Andrea leaned back and braced herself against the kitchen counter. As she did so, the veins in her upper arms protested hard and blue against the brown skin. Fabel saw the spasmodic twitch of a bicep, as if it had a life independent of its host body. Andrea caught him looking.

‘Do you find me repulsive?’ she asked. ‘Do you find the shape of my body a real turn-off? Most men do. But others… oh, you would not believe what other men are like. They come to the competitions, a lot of them. They come to watch me and the other girls. Do you know that perfect muscle tone disappears within an hour of each workout session? We pump up before each contest, then run through our routines. Not rehearsal – it’s to maintain that perfect tone till we go on stage.’ She leaned forward even more and lowered her voice conspiratorially. ‘Do you know that some of our male fans come backstage before or after the contest. Little men who ask if they can touch us. Our bellies. Our thighs. Our arms. Just so they can feel the muscle at perfect tone. They do it out of admiration of the sport. Reverence, almost. But that doesn’t stop them having a little stiffy in their pants. You see, Herr Fabel, one man’s meat is another man’s poison… What, exactly, would your meat be?’

‘You said you knew the Women’s Karneval Night killer was the same man who attacked you,’ said Fabel, holding Andrea’s gaze. ‘Why? Is there anything about the night you were attacked that you’ve remembered over the years that maybe isn’t in your original statement?’

Andrea laughed bitterly. ‘Do you know, Herr Fabel, that even after all this time he still comes back to haunt me? The clown?’

‘I’m sure,’ said Tansu. ‘You can’t go through an experience like that without post-traumatic stress.’

‘No… I’m not talking about that.

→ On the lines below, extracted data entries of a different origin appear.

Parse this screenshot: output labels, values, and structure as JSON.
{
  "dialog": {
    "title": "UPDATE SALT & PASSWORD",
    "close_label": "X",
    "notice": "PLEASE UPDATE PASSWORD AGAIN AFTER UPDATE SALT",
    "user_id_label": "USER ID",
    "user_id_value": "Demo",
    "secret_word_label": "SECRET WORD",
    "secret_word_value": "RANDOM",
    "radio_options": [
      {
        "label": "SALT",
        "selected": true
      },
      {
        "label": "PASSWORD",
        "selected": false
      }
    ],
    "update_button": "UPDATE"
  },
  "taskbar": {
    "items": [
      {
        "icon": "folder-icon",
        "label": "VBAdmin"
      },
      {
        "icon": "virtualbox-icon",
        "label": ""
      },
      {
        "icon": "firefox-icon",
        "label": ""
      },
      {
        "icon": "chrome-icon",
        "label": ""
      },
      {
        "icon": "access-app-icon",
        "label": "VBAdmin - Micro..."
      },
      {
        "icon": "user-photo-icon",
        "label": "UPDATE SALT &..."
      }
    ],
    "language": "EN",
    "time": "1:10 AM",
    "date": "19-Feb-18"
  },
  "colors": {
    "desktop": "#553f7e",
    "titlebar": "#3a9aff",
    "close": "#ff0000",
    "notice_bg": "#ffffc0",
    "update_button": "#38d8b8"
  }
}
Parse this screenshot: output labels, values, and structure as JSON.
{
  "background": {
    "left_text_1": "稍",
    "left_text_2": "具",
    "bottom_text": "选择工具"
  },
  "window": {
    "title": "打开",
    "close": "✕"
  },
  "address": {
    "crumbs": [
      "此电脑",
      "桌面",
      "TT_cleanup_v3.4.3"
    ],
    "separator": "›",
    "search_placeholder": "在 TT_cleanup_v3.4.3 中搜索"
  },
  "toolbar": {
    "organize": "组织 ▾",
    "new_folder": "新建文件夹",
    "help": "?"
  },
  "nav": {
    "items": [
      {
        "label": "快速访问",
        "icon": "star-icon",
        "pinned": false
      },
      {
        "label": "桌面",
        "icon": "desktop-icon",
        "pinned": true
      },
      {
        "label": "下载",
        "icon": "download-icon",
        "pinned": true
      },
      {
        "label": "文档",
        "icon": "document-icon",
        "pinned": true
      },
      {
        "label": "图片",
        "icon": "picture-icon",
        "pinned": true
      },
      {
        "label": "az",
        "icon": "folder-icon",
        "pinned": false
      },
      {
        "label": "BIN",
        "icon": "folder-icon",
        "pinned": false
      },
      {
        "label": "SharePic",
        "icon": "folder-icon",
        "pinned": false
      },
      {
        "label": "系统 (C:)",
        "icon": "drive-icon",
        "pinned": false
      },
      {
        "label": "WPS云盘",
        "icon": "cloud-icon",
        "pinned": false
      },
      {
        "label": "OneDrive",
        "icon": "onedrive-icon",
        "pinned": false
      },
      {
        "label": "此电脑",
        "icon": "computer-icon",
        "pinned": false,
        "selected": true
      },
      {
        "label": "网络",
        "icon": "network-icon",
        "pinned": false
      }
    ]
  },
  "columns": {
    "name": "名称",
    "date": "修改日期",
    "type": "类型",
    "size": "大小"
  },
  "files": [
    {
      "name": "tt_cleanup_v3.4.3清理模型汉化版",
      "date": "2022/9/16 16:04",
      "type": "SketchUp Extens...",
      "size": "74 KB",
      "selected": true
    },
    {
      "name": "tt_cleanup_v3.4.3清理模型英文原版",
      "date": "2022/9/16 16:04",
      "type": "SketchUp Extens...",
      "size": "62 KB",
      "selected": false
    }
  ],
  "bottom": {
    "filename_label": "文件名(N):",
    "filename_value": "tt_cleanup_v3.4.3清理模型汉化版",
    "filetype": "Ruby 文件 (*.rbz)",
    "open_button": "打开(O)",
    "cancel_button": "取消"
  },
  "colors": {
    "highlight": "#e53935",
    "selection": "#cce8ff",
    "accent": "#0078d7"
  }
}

I dealt with that. All of this

…’ She stood up straight and flexed her physique. ‘I created this to put that behind me. It wasn’t just the rape. That bastard beat me so badly I thought I was going to die. Well, I did, in a way. Vera died and I survived. He left a broken body behind and I fixed it. I don’t have nightmares about the Clown who attacked me. No post-trauma panic attacks. I’d love to meet him again… then I’d break every bone in his body. That’s not what I meant when I said he still comes back to haunt me. The sick bastard writes to me.’

‘What?’ Fabel exchanged looks with the others. ‘How? E-mail?’

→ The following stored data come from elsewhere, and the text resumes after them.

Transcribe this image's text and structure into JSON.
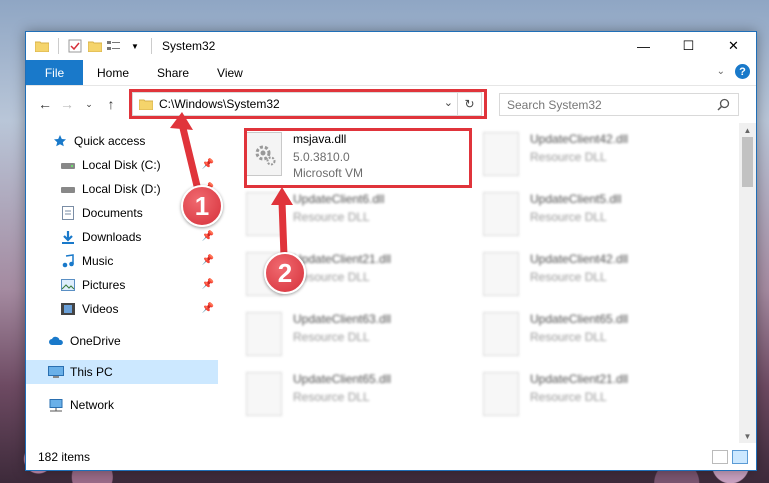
{
  "window": {
    "title": "System32",
    "controls": {
      "minimize": "—",
      "maximize": "☐",
      "close": "✕"
    }
  },
  "ribbon": {
    "file": "File",
    "tabs": [
      "Home",
      "Share",
      "View"
    ]
  },
  "address": {
    "path": "C:\\Windows\\System32",
    "search_placeholder": "Search System32"
  },
  "sidebar": {
    "items": [
      {
        "label": "Quick access",
        "icon": "star-icon"
      },
      {
        "label": "Local Disk (C:)",
        "icon": "drive-icon",
        "pinned": true
      },
      {
        "label": "Local Disk (D:)",
        "icon": "drive-icon",
        "pinned": true
      },
      {
        "label": "Documents",
        "icon": "documents-icon",
        "pinned": true
      },
      {
        "label": "Downloads",
        "icon": "downloads-icon",
        "pinned": true
      },
      {
        "label": "Music",
        "icon": "music-icon",
        "pinned": true
      },
      {
        "label": "Pictures",
        "icon": "pictures-icon",
        "pinned": true
      },
      {
        "label": "Videos",
        "icon": "videos-icon",
        "pinned": true
      },
      {
        "label": "OneDrive",
        "icon": "cloud-icon"
      },
      {
        "label": "This PC",
        "icon": "computer-icon",
        "selected": true
      },
      {
        "label": "Network",
        "icon": "network-icon"
      }
    ]
  },
  "files": [
    {
      "name": "msjava.dll",
      "line2": "5.0.3810.0",
      "line3": "Microsoft VM"
    },
    {
      "name": "UpdateClient42.dll",
      "line2": "Resource DLL"
    },
    {
      "name": "UpdateClient6.dll",
      "line2": "Resource DLL"
    },
    {
      "name": "UpdateClient5.dll",
      "line2": "Resource DLL"
    },
    {
      "name": "UpdateClient21.dll",
      "line2": "Resource DLL"
    },
    {
      "name": "UpdateClient42.dll",
      "line2": "Resource DLL"
    },
    {
      "name": "UpdateClient63.dll",
      "line2": "Resource DLL"
    },
    {
      "name": "UpdateClient65.dll",
      "line2": "Resource DLL"
    },
    {
      "name": "UpdateClient65.dll",
      "line2": "Resource DLL"
    },
    {
      "name": "UpdateClient21.dll",
      "line2": "Resource DLL"
    }
  ],
  "status": {
    "count": "182 items"
  },
  "callouts": {
    "one": "1",
    "two": "2"
  },
  "colors": {
    "highlight": "#e0343b",
    "accent": "#1979ca"
  }
}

‘No. Letters. They arrive every few months.’

‘Wait a minute,’ said Scholz. ‘Do you mean he puts pen to paper and sends it through the mail?’

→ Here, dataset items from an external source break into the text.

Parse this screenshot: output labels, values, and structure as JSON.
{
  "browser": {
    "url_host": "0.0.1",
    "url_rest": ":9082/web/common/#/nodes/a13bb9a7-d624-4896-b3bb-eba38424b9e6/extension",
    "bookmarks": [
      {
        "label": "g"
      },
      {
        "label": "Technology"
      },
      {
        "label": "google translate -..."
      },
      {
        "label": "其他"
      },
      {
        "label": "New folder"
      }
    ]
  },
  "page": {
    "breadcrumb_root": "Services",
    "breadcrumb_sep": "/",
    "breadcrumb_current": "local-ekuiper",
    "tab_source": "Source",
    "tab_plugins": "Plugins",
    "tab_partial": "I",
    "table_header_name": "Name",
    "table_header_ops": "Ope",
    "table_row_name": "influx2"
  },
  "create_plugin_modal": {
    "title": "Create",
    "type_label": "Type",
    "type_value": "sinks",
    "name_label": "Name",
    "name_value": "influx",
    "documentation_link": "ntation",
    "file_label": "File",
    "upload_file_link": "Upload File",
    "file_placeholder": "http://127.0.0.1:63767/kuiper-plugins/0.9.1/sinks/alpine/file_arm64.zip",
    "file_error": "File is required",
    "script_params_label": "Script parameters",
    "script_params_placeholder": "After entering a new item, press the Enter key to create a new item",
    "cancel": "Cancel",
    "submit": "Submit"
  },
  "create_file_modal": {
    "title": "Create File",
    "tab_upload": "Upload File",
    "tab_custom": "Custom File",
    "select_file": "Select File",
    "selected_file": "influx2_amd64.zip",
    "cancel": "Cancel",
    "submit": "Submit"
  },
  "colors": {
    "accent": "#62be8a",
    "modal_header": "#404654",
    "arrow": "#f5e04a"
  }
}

‘That’s usually how letters arrive,’ said Andrea.

‘But that’s physical evidence. That’s a chance for us to track him down.’ Fabel couldn’t contain his frustration. ‘Why on earth didn’t you get in touch with the police?’

Andrea shrugged. ‘When the first one arrived, not long after the attack, I was terrified. But I was still her then. Soft, timid, pliant. Too scared to do anything. Then I decided to change my name and the rest all fell into place. Then the other letters arrived. Even after I’d changed my name and moved apartments. They don’t come often. But they did come.’

‘Have you kept them?’ asked Scholz.

Andrea shook her head. ‘I burn them now without reading them. But the ones I did read were all the same. Mad ravings. How much he wanted to do it again, how he was biding his time.’